Thinking this way might inspire more women to see themselves as heroes, rather than victims of injustice. We rarely get to enjoy a story about an accomplished woman, that isn’t centered on a struggle of gender. Take Tesca Fitzgerald, for instance. At age 16, Tesca is currently on track to get her Ph.D. in artificial intelligence. At the age of 10, she was the lead programmer on a robotics team and was almost disqualified from a competition, because her solution was "too complex for a child to conceive." When faced with the limited simple language available in the competition's technology, she chose to write her own computing language to embed and execute orders within the deeper code. This is an unbelievable accomplishment for a child, and Tesca is undoubtedly headed for great things in the altogether male-dominated STEM field (Science Technology Engineering and Math).

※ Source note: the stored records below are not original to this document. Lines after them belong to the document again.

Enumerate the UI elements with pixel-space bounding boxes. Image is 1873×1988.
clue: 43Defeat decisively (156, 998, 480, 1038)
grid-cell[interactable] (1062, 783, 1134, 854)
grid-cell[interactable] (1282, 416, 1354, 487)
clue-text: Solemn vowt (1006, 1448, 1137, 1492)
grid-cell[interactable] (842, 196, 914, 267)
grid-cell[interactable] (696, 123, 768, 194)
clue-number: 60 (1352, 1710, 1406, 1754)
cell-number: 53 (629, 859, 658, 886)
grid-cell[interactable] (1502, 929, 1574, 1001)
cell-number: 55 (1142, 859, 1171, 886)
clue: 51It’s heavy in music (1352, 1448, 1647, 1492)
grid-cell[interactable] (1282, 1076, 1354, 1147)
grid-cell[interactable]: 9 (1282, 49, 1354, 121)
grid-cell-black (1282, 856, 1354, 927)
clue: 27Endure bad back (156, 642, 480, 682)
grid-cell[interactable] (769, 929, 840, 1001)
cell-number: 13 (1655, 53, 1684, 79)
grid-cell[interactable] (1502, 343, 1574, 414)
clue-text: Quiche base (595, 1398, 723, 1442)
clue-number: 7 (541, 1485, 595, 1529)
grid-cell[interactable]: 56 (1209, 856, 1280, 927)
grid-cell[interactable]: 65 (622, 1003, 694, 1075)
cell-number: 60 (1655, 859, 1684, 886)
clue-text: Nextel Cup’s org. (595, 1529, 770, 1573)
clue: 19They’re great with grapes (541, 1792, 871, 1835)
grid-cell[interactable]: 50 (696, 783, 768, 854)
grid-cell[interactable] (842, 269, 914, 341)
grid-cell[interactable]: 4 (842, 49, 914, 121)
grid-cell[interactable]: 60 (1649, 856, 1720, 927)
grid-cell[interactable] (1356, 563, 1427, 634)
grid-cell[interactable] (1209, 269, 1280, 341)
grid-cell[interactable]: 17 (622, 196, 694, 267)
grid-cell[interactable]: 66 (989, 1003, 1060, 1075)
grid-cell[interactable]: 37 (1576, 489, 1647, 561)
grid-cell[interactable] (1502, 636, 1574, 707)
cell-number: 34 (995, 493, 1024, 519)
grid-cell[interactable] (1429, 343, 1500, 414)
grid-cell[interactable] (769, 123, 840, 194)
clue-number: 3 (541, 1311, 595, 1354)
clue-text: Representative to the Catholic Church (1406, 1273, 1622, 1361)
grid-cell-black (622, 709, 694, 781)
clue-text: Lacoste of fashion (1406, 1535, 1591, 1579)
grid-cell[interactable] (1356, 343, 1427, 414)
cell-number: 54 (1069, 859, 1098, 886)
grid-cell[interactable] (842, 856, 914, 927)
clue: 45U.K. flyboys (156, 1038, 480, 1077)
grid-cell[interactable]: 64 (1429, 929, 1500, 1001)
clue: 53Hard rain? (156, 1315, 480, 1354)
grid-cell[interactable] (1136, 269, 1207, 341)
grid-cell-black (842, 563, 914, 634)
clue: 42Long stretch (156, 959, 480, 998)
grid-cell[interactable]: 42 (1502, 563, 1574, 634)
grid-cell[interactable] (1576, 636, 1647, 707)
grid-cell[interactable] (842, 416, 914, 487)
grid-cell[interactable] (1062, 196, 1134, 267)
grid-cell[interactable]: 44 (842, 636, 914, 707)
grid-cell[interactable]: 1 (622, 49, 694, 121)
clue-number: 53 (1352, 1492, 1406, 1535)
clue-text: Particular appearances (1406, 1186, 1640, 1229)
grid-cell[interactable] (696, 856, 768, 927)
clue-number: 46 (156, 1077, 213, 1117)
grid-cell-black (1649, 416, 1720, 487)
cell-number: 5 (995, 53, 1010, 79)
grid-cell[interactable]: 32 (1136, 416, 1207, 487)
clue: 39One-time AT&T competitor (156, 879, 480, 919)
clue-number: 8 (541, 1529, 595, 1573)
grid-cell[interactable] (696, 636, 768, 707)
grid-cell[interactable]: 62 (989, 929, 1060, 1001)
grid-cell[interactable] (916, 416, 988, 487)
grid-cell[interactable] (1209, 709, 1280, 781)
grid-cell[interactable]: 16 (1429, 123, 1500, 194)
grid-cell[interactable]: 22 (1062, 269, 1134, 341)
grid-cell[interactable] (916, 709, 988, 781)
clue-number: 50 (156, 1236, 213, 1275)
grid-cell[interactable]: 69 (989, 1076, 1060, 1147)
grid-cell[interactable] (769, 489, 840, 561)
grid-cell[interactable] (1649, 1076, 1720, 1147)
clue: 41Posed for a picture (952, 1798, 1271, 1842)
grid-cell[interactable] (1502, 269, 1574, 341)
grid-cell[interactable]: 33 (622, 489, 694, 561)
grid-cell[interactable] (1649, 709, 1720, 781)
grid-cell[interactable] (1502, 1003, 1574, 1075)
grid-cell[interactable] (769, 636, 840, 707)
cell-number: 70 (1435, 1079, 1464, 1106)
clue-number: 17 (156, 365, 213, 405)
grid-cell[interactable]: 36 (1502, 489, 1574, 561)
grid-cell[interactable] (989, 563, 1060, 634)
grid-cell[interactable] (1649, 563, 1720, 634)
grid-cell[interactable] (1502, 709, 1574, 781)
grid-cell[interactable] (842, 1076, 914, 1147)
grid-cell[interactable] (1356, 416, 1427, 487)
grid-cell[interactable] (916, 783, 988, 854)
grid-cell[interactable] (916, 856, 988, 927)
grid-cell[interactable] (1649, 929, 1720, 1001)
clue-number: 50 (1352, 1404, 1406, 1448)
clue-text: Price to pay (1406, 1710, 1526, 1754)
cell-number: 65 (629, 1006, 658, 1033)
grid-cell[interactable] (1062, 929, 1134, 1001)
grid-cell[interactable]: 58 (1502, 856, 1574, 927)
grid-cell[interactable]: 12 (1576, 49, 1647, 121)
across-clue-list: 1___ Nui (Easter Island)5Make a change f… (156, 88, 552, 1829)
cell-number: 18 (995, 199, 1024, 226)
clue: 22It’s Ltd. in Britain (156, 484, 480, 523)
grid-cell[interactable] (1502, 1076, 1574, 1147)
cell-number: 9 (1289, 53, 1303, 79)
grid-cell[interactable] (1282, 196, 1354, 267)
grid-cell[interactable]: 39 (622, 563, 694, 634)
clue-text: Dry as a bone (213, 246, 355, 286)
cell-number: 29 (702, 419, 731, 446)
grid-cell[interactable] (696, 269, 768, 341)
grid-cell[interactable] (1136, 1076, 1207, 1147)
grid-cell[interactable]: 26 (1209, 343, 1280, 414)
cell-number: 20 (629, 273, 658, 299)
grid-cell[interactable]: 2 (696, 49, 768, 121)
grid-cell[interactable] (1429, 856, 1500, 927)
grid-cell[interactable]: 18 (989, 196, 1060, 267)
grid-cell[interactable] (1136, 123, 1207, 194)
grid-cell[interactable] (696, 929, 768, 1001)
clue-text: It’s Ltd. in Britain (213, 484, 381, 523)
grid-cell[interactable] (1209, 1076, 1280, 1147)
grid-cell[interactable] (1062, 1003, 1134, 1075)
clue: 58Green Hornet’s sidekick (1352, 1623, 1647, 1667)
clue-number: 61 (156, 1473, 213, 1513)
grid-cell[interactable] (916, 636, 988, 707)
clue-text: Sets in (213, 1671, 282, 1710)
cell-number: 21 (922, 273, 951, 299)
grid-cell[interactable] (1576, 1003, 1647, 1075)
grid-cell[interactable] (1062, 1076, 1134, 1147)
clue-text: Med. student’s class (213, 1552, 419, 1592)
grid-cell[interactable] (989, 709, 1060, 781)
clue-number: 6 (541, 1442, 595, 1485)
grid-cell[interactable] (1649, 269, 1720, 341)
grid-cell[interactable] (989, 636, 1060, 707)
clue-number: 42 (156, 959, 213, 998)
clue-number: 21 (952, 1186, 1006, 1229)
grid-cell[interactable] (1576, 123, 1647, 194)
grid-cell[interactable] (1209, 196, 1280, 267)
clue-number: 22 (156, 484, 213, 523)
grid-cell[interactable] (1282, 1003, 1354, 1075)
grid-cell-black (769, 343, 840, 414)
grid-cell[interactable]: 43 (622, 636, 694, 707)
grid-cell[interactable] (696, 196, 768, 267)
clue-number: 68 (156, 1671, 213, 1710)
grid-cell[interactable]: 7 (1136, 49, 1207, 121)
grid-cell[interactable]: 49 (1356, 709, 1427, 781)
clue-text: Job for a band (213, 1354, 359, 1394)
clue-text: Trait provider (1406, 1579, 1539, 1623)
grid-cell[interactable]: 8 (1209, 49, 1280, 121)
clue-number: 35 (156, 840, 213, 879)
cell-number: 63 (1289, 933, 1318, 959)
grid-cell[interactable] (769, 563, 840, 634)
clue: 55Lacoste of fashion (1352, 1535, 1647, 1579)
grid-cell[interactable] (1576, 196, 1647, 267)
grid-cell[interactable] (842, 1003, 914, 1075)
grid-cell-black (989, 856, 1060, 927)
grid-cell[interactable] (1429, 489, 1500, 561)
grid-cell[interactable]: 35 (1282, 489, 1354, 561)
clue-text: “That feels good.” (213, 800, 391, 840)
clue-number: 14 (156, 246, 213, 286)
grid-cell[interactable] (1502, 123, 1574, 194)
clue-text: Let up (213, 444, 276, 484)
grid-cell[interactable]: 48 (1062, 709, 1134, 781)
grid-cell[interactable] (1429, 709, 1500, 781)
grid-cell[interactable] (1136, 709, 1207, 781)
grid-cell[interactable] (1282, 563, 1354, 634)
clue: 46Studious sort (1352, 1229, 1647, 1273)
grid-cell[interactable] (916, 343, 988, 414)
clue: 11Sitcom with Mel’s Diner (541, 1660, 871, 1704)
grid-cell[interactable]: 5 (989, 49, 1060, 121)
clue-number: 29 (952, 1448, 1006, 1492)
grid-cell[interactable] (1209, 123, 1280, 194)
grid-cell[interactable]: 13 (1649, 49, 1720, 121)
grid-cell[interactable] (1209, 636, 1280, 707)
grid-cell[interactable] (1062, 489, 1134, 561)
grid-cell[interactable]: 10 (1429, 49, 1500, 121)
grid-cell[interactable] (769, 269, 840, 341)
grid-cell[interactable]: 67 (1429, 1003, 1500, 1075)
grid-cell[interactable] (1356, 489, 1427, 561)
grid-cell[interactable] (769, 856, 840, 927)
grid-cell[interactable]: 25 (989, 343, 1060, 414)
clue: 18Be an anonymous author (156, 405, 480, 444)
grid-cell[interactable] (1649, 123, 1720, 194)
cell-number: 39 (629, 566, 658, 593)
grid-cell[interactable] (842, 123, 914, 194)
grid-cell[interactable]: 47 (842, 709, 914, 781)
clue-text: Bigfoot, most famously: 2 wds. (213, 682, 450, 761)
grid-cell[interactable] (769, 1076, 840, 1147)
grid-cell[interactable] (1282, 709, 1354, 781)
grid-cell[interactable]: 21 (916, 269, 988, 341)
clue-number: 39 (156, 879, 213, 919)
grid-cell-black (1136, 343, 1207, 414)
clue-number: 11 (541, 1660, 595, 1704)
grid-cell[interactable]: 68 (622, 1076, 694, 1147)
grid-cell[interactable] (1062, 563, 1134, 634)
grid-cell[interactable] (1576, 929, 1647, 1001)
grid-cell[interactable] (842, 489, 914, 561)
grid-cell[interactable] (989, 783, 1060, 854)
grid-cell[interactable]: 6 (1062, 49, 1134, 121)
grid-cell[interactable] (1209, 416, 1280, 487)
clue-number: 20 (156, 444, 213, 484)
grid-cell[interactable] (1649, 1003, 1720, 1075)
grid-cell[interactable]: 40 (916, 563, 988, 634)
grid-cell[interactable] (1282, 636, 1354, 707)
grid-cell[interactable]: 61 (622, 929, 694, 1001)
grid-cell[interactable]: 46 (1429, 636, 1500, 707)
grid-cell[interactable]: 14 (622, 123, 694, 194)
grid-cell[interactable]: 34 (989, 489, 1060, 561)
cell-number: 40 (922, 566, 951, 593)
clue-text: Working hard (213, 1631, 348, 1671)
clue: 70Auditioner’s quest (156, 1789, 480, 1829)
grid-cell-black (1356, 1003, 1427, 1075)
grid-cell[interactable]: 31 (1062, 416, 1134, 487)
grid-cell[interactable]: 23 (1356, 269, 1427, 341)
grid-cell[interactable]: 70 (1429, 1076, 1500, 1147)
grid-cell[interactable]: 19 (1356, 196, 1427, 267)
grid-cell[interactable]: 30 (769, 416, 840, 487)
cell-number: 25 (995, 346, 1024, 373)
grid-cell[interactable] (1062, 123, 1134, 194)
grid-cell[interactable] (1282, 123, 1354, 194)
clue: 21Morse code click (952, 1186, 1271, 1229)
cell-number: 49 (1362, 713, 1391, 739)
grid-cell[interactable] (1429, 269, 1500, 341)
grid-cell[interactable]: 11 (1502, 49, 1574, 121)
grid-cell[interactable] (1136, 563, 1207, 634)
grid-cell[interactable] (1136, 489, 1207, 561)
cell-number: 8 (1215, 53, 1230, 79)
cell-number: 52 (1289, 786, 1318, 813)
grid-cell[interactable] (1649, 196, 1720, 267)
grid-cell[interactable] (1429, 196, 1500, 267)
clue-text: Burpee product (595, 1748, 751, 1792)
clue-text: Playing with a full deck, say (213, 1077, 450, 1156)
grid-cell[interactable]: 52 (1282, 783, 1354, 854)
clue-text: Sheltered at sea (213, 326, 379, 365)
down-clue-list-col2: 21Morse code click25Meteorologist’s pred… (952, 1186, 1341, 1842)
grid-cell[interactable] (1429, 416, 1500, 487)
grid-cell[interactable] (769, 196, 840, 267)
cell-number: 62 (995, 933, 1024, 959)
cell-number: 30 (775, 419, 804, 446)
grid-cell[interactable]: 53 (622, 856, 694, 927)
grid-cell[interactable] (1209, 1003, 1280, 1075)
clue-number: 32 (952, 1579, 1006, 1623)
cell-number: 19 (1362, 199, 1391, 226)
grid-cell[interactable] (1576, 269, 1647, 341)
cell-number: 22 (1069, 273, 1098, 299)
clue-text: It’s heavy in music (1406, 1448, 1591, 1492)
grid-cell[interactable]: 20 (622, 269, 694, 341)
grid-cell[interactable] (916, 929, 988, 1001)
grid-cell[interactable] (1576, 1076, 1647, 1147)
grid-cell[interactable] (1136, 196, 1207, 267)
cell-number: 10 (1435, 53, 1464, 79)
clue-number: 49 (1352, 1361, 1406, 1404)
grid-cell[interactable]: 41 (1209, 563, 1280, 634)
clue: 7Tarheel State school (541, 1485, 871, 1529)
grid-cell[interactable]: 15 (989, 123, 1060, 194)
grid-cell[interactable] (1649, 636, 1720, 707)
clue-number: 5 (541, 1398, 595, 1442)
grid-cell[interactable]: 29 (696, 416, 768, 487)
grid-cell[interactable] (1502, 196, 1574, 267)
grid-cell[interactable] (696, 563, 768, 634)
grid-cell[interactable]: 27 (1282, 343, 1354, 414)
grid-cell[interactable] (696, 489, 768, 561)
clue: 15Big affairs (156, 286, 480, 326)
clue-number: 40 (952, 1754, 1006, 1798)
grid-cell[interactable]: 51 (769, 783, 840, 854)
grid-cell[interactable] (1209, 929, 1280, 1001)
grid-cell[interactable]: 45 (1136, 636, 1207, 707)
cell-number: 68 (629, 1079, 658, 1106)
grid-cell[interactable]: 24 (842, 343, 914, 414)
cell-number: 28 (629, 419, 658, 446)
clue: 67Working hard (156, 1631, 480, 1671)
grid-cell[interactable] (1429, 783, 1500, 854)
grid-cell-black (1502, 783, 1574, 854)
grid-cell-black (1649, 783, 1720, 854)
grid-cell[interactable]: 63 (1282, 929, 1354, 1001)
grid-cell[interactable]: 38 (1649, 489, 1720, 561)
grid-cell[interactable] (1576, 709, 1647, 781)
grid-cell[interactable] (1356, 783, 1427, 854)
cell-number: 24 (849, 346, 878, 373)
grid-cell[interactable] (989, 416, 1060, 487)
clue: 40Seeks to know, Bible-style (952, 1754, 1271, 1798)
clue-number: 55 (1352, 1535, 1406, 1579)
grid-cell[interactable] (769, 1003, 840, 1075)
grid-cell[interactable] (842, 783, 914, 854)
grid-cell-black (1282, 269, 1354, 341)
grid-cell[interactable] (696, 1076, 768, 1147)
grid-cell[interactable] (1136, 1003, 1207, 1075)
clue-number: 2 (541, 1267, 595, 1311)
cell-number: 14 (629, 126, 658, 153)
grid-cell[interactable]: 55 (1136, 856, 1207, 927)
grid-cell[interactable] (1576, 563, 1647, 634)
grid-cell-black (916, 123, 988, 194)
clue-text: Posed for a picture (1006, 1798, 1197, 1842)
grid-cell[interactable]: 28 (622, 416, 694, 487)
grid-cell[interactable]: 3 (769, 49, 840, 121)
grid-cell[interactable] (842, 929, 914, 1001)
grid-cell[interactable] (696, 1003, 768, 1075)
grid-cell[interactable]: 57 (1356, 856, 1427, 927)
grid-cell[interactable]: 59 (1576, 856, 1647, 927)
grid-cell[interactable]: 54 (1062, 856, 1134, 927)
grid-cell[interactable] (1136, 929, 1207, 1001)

Perhaps there will never be an "end" to feminism. As long as any woman is suffering some form of inequality or injustice in society, she will always be able to frame it as a gender issue, the same way connotations of racism, classism, nationalism, and political ideology will always be labels we smear onto our conflicts to address questions in our society regarding why some of us have more, and others have less.
But absolutism in any form bleeds easily into fanaticism, and social activists and media outlets will always be far too eager to simplify our complex issues into black and white camps. The recent Zimmerman trial is a perfect example of this. George Zimmerman was an over-eager idiot, who fancied himself an action hero and ignored multiple instructions by police to stay in his vehicle. Approaching what he suspected to be a trespasser, Zimmerman stalked his target in the darkness, and didn’t identify himself as a neighborhood watchman. Trayvon Martin reacted in the only way he knew how, when being advanced on at night by a perceived threat — he met pending violence with self-defensive violence, and lost his life in the fight. People were far too eager to jump on a bandwagon of racial outrage, because it suited their worldview. But if this story was about two men of the same ethnicity, it barely would have appeared in the papers. Zimmerman was an idiot, not necessarily a racist — and his acquittal does not necessarily speak to racial injustices permeating throughout our society.
Gender roles are constantly being reassessed and discussed in America. Is a long working career a preferred male responsibility? In our overpopulated world, can women live fulfilled and joyful lives eschewing traditional maternal roles? Can stay-at-home fathers be perfect substitutes for a nurturing mother? The more diverse stories we’re exposed to, the more we learn that anything is possible, and nothing is "standard." Individuals should pick the life path that suits them, and the people they want to be with. And as long as they don’t harm anyone else, a society that claims to champion freedom should do nothing other than get out of their way.
That is when we know we’ve achieved the goals of feminism or racial equality, not by eradicating the notion of gender and race — but by accepting any form in which they choose to exist.